One of the most significant threats is the retreat of foreign aid for childhood vaccinations. After years of progress in immunisation coverage, many countries are now struggling to maintain routine vaccination programmes. Funding gaps have left millions of children unprotected from diseases like measles, pneumonia and diarrhoea — illnesses that are preventable but still deadly. Measles outbreaks in particular have surged, fuelled by both reduced coverage and conflict driven displacement.
Malaria remains another major killer. In regions like West Africa, where the disease disproportionately affects young children, fragile health systems are under strain. Even as Ivory Coast and other nations launch new childhood malaria vaccination campaigns, access is still uneven. In densely populated districts, mothers line up with babies strapped to their backs, waiting for vaccines that could be lifesaving. But manufacturing delays, cost burdens and limited supply mean these efforts are not scaling fast enough to counter rising transmission.
Nutrition is also deteriorating. Global food price shocks, prolonged droughts and ongoing conflicts have pushed millions of families into acute food insecurity. Malnourished children are far more vulnerable to common infections, and the combination of hunger and weakened healthcare access is proving deadly.
Meanwhile, conflict zones from Gaza to Sudan to parts of the Sahel have seen catastrophic disruption to medical services. Hospitals have been destroyed, vaccination campaigns suspended and humanitarian corridors blocked. Children in these regions are bearing the brunt of violence, displacement and disease.
The convergence of these challenges is happening at a time when donor fatigue is growing. Major contributors to global health funding have scaled back, diverted resources to domestic crises or shifted political priorities. The result, Nichols warns, is that advances built over decades are being rapidly unravelled.
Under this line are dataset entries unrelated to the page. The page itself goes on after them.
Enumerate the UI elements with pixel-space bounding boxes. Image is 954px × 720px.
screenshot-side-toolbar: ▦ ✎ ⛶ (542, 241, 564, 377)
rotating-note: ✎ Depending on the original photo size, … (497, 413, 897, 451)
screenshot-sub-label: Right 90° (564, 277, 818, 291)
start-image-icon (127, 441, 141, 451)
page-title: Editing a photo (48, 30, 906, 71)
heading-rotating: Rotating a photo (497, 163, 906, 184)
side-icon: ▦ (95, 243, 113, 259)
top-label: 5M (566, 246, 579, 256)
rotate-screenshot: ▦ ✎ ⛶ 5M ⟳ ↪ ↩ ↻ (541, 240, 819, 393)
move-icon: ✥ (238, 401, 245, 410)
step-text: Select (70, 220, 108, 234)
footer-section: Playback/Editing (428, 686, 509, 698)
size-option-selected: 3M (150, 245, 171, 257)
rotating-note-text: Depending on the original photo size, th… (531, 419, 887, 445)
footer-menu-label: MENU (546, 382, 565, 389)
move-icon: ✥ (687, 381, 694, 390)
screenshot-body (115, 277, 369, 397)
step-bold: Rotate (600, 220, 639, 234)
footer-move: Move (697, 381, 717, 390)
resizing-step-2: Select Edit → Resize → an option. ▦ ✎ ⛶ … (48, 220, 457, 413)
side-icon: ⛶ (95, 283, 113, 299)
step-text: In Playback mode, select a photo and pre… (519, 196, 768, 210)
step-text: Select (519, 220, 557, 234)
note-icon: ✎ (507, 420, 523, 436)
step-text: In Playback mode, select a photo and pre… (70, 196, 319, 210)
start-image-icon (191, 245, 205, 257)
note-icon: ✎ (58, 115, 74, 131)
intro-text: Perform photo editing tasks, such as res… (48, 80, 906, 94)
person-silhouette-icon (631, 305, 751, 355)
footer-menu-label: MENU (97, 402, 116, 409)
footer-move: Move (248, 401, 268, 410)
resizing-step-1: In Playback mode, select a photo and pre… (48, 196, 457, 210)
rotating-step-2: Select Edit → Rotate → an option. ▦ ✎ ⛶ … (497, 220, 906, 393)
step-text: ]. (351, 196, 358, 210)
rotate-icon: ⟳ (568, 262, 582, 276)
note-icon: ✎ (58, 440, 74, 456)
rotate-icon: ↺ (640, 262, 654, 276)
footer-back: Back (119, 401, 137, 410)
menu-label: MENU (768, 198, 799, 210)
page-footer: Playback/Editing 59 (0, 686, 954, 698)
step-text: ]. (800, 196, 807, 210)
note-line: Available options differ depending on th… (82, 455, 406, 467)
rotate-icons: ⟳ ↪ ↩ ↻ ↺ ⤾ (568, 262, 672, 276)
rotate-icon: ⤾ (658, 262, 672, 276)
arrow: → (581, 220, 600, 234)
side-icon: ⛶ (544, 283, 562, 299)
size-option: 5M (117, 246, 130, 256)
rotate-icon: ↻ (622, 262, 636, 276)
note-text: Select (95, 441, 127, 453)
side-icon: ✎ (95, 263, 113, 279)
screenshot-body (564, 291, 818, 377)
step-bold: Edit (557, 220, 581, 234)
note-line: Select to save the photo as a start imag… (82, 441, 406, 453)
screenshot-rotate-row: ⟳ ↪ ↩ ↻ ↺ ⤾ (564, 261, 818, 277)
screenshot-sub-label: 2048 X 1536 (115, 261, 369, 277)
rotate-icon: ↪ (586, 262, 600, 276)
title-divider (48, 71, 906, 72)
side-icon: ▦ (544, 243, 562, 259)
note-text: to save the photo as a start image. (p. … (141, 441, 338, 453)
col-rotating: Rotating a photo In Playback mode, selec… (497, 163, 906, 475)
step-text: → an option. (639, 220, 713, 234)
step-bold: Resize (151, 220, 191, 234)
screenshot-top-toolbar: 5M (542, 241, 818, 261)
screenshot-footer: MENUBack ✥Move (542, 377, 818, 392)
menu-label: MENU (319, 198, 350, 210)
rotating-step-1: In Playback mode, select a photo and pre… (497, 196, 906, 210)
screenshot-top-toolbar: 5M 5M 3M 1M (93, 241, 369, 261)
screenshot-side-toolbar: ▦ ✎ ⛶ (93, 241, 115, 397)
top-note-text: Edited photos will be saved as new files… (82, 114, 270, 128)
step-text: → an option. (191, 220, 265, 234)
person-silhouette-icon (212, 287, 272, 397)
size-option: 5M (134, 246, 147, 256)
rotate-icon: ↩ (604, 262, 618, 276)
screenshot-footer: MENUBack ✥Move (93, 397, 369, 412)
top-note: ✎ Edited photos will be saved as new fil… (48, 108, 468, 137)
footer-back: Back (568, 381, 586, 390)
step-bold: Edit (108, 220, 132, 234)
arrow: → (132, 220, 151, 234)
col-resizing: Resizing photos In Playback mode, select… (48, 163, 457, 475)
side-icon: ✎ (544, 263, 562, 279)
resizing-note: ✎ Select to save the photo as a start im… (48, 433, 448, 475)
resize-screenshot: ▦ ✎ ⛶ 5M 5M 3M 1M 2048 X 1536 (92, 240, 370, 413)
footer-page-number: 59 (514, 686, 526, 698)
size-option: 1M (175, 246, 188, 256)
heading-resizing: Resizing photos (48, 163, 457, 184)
Global health agencies say the upward trend is not inevitable. Reinvesting in basic services vaccines, nutrition programmes, mosquito control, maternal care could halt and even reverse the rise. But without renewed political commitment and financial support, the world may be entering a period where preventable childhood deaths become tragically common again.
For now the message from researchers is stark: child mortality is one of the clearest indicators of global stability, and its rise is a warning signal. If the world does not respond quickly, a generation of progress could slip away.